With all images now on S3, the large image reference data (split zip files) remaining in the repo was removed, and reference image directories and zip files were added to .gitignore. Additionally, dependency management was migrated from requirements.txt to pyproject.toml, adopting the standard Python package management approach.

Commit Log

Order	Type	Message	Files Changed
1	chore	ignore ref image dirs and zip files from repo	1
2	chore	migrate to pyproject.toml for package management	3
3	feat	replace score-based injection with LLM category classification	11
4	fix	use tone_angle_image_ref parent folder in S3 key structure	2
5	remove	get rid of all the image reference data from the repo	20
6	fix	download button now works for S3-hosted images	4
7	feat	allow user to adjust tone/angle ratios and regenerate	5

Insights

Using an LLM as a classifier is far more flexible than keyword mapping. Initially, I tried to map categories using keywords, but prompts often use indirect expressions like “emotional cafe interior,” making it clear that keyword-based mapping would fail for most prompts. Using Gemini Flash as a lightweight classifier can determine both category and ratio in a single call, and fixing the response format to JSON makes parsing straightforward.
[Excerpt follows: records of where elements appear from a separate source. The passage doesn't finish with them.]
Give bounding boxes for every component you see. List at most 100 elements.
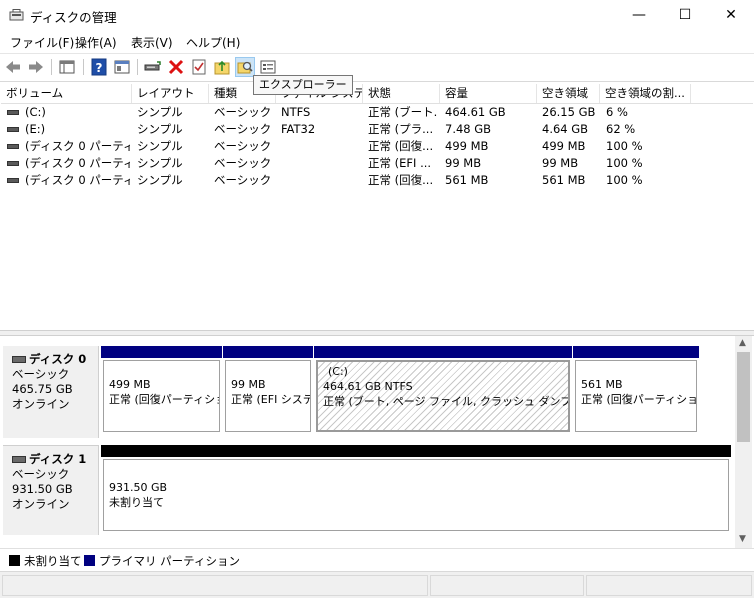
cell-layout: シンプル	[137, 173, 183, 187]
cell-capacity: 464.61 GB	[445, 105, 506, 119]
legend-swatch-primary	[84, 555, 95, 566]
table-row[interactable]: (ディスク 0 パーティシ... シンプル ベーシック 正常 (回復... 49…	[1, 138, 753, 155]
volume-icon	[7, 127, 19, 132]
delete-icon[interactable]	[167, 58, 185, 76]
table-row[interactable]: (ディスク 0 パーティシ... シンプル ベーシック 正常 (EFI ... …	[1, 155, 753, 172]
cell-layout: シンプル	[137, 139, 183, 153]
partition-recovery-1[interactable]: 499 MB 正常 (回復パーティション)	[101, 346, 222, 434]
partition-box: 561 MB 正常 (回復パーティション)	[575, 360, 697, 432]
menu-view[interactable]: 表示(V)	[131, 34, 173, 51]
cell-status: 正常 (プラ...	[368, 122, 434, 136]
column-header-status[interactable]: 状態	[363, 84, 440, 103]
partition-box: 931.50 GB 未割り当て	[103, 459, 729, 531]
up-folder-icon[interactable]	[213, 58, 231, 76]
cell-layout: シンプル	[137, 105, 183, 119]
console-tree-icon[interactable]	[58, 58, 76, 76]
partition-efi[interactable]: 99 MB 正常 (EFI システム パーティション)	[223, 346, 313, 434]
partition-status: 正常 (回復パーティション)	[109, 393, 219, 406]
menu-file[interactable]: ファイル(F)	[10, 34, 74, 51]
cell-volume: (E:)	[25, 122, 46, 136]
disk-management-icon	[9, 9, 24, 21]
cell-volume: (ディスク 0 パーティシ...	[25, 173, 130, 187]
connect-disk-icon[interactable]	[144, 58, 162, 76]
forward-icon[interactable]	[27, 58, 45, 76]
volume-icon	[7, 110, 19, 115]
table-row[interactable]: (C:) シンプル ベーシック NTFS 正常 (ブート... 464.61 G…	[1, 104, 753, 121]
cell-type: ベーシック	[214, 156, 272, 170]
settings-icon[interactable]	[259, 58, 277, 76]
menu-action[interactable]: 操作(A)	[75, 34, 117, 51]
window-title: ディスクの管理	[30, 10, 117, 25]
disk-name: ディスク 0	[29, 352, 87, 366]
cell-type: ベーシック	[214, 105, 272, 119]
partition-size: 931.50 GB	[109, 481, 168, 494]
cell-capacity: 561 MB	[445, 173, 489, 187]
cell-capacity: 99 MB	[445, 156, 482, 170]
cell-volume: (C:)	[25, 105, 46, 119]
cell-layout: シンプル	[137, 156, 183, 170]
disk-icon	[12, 356, 26, 363]
partition-recovery-2[interactable]: 561 MB 正常 (回復パーティション)	[573, 346, 699, 434]
vertical-scrollbar[interactable]: ▲ ▼	[735, 336, 752, 548]
partition-size: 499 MB	[109, 378, 151, 391]
menu-help[interactable]: ヘルプ(H)	[186, 34, 240, 51]
disk-icon	[12, 456, 26, 463]
disk-0-label[interactable]: ディスク 0 ベーシック 465.75 GB オンライン	[3, 346, 99, 438]
cell-volume: (ディスク 0 パーティシ...	[25, 139, 130, 153]
check-icon[interactable]	[190, 58, 208, 76]
close-button[interactable]: ✕	[708, 0, 754, 31]
column-header-volume[interactable]: ボリューム	[1, 84, 132, 103]
cell-capacity: 7.48 GB	[445, 122, 492, 136]
partition-status: 正常 (ブート, ページ ファイル, クラッシュ ダンプ, ベーシック データ …	[323, 395, 568, 408]
cell-status: 正常 (ブート...	[368, 105, 438, 119]
partition-color-bar	[101, 445, 731, 457]
disk-graph-view: ディスク 0 ベーシック 465.75 GB オンライン 499 MB 正常 (…	[3, 340, 735, 546]
explorer-icon[interactable]	[235, 57, 255, 77]
partition-status: 未割り当て	[109, 496, 164, 509]
volume-list: ボリューム レイアウト 種類 ファイル システム 状態 容量 空き領域 空き領域…	[1, 84, 753, 330]
column-header-layout[interactable]: レイアウト	[132, 84, 209, 103]
partition-c-drive[interactable]: (C:) 464.61 GB NTFS 正常 (ブート, ページ ファイル, ク…	[314, 346, 572, 434]
partition-title: (C:)	[328, 365, 348, 378]
partition-status: 正常 (回復パーティション)	[581, 393, 696, 406]
maximize-button[interactable]: ☐	[662, 0, 708, 31]
column-header-percent-free[interactable]: 空き領域の割...	[600, 84, 691, 103]
toolbar-tooltip: エクスプローラー	[253, 75, 353, 95]
minimize-button[interactable]: —	[616, 0, 662, 31]
scroll-thumb[interactable]	[737, 352, 750, 442]
cell-capacity: 499 MB	[445, 139, 489, 153]
properties-icon[interactable]	[113, 58, 131, 76]
disk-name: ディスク 1	[29, 452, 87, 466]
pane-splitter[interactable]	[0, 330, 754, 336]
cell-type: ベーシック	[214, 173, 272, 187]
partition-box: 499 MB 正常 (回復パーティション)	[103, 360, 220, 432]
partition-box: 99 MB 正常 (EFI システム パーティション)	[225, 360, 311, 432]
disk-size: 931.50 GB	[12, 482, 73, 496]
column-header-free-space[interactable]: 空き領域	[537, 84, 600, 103]
cell-free-space: 99 MB	[542, 156, 579, 170]
cell-filesystem	[281, 155, 361, 172]
cell-type: ベーシック	[214, 122, 272, 136]
back-icon[interactable]	[4, 58, 22, 76]
disk-1-label[interactable]: ディスク 1 ベーシック 931.50 GB オンライン	[3, 445, 99, 535]
cell-filesystem	[281, 138, 361, 155]
table-row[interactable]: (ディスク 0 パーティシ... シンプル ベーシック 正常 (回復... 56…	[1, 172, 753, 189]
cell-free-space: 26.15 GB	[542, 105, 596, 119]
cell-free-space: 4.64 GB	[542, 122, 589, 136]
scroll-down-icon[interactable]: ▼	[739, 534, 746, 544]
partition-status: 正常 (EFI システム パーティション)	[231, 393, 310, 406]
cell-layout: シンプル	[137, 122, 183, 136]
scroll-up-icon[interactable]: ▲	[739, 338, 746, 348]
cell-percent-free: 100 %	[606, 156, 643, 170]
help-icon[interactable]: ?	[90, 58, 108, 76]
legend-label-primary: プライマリ パーティション	[99, 554, 240, 568]
table-row[interactable]: (E:) シンプル ベーシック FAT32 正常 (プラ... 7.48 GB …	[1, 121, 753, 138]
cell-volume: (ディスク 0 パーティシ...	[25, 156, 130, 170]
cell-free-space: 499 MB	[542, 139, 586, 153]
partition-size: 99 MB	[231, 378, 266, 391]
column-header-capacity[interactable]: 容量	[440, 84, 537, 103]
cell-percent-free: 100 %	[606, 139, 643, 153]
partition-unallocated[interactable]: 931.50 GB 未割り当て	[101, 445, 731, 533]
disk-size: 465.75 GB	[12, 382, 73, 396]
partition-size: 561 MB	[581, 378, 623, 391]
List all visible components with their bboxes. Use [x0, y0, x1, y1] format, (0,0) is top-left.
The hidden cost of S3 migration is CORS. Switching from local file serving to S3 is relatively simple, but features that implicitly assumed same-origin break one by one. The fact that the <a download> attribute is ignored for cross-origin URLs is specified in the HTML spec, but it’s easy to overlook until you actually encounter it. A backend proxy endpoint can completely bypass CORS, but since traffic routes through the server, a separate CDN setup may be needed for large volumes of files.

User overrides should be included in the design from the start. If you consider an interface where users can adjust AI-determined values from the beginning, you won’t need major schema changes when adding features later. In this case, the injection_override field was added all at once, but if ratio parameters had been separated in the initial design, the extension would have been more natural.